Massimo Campigli e gli Etruschi in dialogo con Venezia

Fausto Politino, Artribune, Giugno 12, 2021

IN MOSTRA A PALAZZO FRANCHETTI IL MONDO DEGLI ETRUSCHI E QUELLO DI MASSIMO CAMPIGLI. UN DIALOGO INTIMO E PROFONDO TRA LE DONNE-OROLOGIO E LE DONNE-ANFORA DELL'ARTISTA, MISTERIOSE E IMPASSIBILI, CON I REPERTI ETRUSCHI CHE GLI SUSCITANO UNA FELICITÀ PAGANA.

 

 Massimo Campigli e gli Etruschi. La felicità pagana. Veduta della mostra presso ACP Palazzo Franchetti, Venezia 2021. Foto Francesco Allegretto.

 

Nella mostra allestita a Venezia negli spazi di Palazzo Franchetti (la cui gestione è affidata ad ACP - Art Capital Partners, società strettamente legata alla Galleria d'Arte Maggiore di Bologna), i curatori Franco e Alessia Calarota sottolineano il profondo dialogo tra trentacinque opere di Massimo Campigli (Firenze, 1895 - Saint-Tropez, 1971) con una cinquantina di reperti risalenti al periodo etrusco, con cui l'artista condivide atmosfere, segni, colori, emozioni. Le composizioni, chiaramente arcaiche, vanno dal 1928 al 1966.

Molte delle testimonianze della civiltà etrusca sono inedite e qui esposte per la prima volta, frutto di sequestri e restituzioni. Si tratta di forme che rappresentano statue votive. Figure femminili con busti/ clessidre immerse nella dimensione atemporale dell'astrazione. Ispirandosi a questi profili espressivi, Campigli ottiene quella particolare pittura, quel taglio compositivo originalissimo dove il tempo perde profondità. Ed è come vivere in una quiete impassibile, dove lo spazio è invaso da donne anfora.

 

LE DONNE-AMPHORA DI CAMPIGLI

Gli esegeti di Campigli si sono spesso soffermati sulla sua attenzione per la donna, così determinante per il suo universo creativo. Senza mai considerarla, salvo rare eccezioni, un oggetto sessuale. Da notare le eleganti strategie compositive che Campigli utilizza, all'interno delle quali i segni utilizzati veicolano sottotesti dai molteplici significati: la collana come gioiello e come catena, il diabolo come cordone e come anello, la ringhiera come abbellimento e come parapetto. La mostra si concentra sul rapporto dell'artista con l'altra metà del cielo, con donne che diventano clessidre, eleganti nei loro gioielli. Figure femminili rese attraverso schemi geometrici che si differenziano per colori e gesti, assumendo aspetti vagamente irreali.
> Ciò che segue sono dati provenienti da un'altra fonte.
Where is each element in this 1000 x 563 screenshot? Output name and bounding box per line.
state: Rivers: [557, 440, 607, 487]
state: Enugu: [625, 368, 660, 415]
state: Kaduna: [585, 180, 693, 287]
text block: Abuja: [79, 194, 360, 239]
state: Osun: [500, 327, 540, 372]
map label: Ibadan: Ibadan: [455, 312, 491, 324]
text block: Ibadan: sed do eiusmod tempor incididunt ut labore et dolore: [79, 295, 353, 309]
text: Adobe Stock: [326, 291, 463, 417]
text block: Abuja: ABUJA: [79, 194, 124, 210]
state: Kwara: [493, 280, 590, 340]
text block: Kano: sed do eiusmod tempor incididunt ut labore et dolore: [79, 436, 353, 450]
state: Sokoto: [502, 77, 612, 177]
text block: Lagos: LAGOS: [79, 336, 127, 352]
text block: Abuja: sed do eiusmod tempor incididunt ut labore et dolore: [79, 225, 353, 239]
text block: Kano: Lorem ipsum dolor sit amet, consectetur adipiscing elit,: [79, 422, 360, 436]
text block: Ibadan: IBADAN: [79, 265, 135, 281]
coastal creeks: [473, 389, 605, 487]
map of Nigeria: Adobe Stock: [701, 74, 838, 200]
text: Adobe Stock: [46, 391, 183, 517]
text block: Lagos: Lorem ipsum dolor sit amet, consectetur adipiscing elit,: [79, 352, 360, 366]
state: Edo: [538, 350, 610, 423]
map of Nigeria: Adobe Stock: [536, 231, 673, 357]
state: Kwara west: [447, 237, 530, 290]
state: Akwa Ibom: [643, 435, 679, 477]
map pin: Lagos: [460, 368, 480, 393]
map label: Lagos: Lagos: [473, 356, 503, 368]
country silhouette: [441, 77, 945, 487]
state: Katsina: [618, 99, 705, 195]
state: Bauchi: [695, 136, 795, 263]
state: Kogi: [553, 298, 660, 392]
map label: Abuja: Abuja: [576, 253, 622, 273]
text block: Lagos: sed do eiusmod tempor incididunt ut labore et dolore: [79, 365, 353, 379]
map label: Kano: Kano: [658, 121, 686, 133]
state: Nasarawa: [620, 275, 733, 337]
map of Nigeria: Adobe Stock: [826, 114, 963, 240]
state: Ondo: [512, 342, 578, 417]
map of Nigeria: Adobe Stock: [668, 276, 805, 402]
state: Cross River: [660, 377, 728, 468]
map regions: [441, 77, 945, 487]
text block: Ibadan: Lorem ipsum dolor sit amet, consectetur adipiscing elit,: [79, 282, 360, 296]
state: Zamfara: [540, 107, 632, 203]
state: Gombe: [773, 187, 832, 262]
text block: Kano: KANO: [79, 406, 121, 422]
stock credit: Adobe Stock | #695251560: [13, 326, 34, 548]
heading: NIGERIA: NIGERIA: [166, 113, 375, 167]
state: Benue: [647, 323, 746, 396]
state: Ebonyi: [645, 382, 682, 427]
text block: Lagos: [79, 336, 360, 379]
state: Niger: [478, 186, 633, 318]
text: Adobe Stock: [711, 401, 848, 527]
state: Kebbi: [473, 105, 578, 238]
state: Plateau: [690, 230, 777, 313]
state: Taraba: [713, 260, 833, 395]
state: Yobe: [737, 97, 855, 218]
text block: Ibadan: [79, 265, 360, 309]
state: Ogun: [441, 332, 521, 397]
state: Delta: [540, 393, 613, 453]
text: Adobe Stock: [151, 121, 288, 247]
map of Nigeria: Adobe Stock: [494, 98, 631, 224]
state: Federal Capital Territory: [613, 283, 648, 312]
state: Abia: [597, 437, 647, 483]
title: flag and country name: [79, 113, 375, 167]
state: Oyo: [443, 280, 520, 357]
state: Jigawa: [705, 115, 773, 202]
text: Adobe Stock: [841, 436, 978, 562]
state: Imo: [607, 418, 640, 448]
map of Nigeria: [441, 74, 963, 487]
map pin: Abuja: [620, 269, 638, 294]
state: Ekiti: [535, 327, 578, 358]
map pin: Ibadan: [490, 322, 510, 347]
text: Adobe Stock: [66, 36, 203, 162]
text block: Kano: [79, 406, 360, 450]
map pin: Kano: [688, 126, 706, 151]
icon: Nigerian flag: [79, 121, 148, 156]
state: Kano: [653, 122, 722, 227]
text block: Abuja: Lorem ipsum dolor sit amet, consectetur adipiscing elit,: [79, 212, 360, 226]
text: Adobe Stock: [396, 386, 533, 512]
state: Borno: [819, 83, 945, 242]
Tutte visioni che scatenano in Campigli una felicità pagana, come lui stesso la descrive, dopo aver visitato il Museo Etrusco di Villa Giulia nel 1928: "Nei miei quadri entrava una felicità pagana sia nello spirito dei soggetti sia nello spirito dell'opera che diventava sempre più libera. lirica”.

 

 Massimo Campigli, Donne velate, 1943, olio su tela, 66×48 cm. Collezione privata, Bologna

 

LA STORIA DI MASSIMO CAMPIGLI

Lirismo e libertà narrativa sono certamente rintracciabili nella prima sala di Palazzo Franchetti, dove sono esposti due manufatti: un sarcofago e il dipinto Gli zingari del 1928. In primo piano una donna con la schiena nuda e un'anfora sotto il braccio sinistro appoggiato sul fianco, avvolta in una lunga gonna, guarda, forse, il cavaliere. In attesa. Ma lui, distante e nudo, rimane sul cavallo. Inattivo, guarda solo la luna.

Sullo sfondo frammenti di acquedotto romano, sofisticate costruzioni ingegneristiche che testimoniano il profondo legame di Campigli con la storia. A partire da lui, quando viene assunto al Corriere della Sera e inviato come corrispondente a Parigi. Pittore di giorno, giornalista di notte. Vive a Montparnasse e le visite al Café Dôme sono frequenti. Insieme a de Chirico, Mario Tozzi, Gino Severini, De Pisis, Renato Paresce e Alberto Savinio forma il gruppo dei "Sette di Parigi". Come se volesse legittimarsi e trovare una propria identità.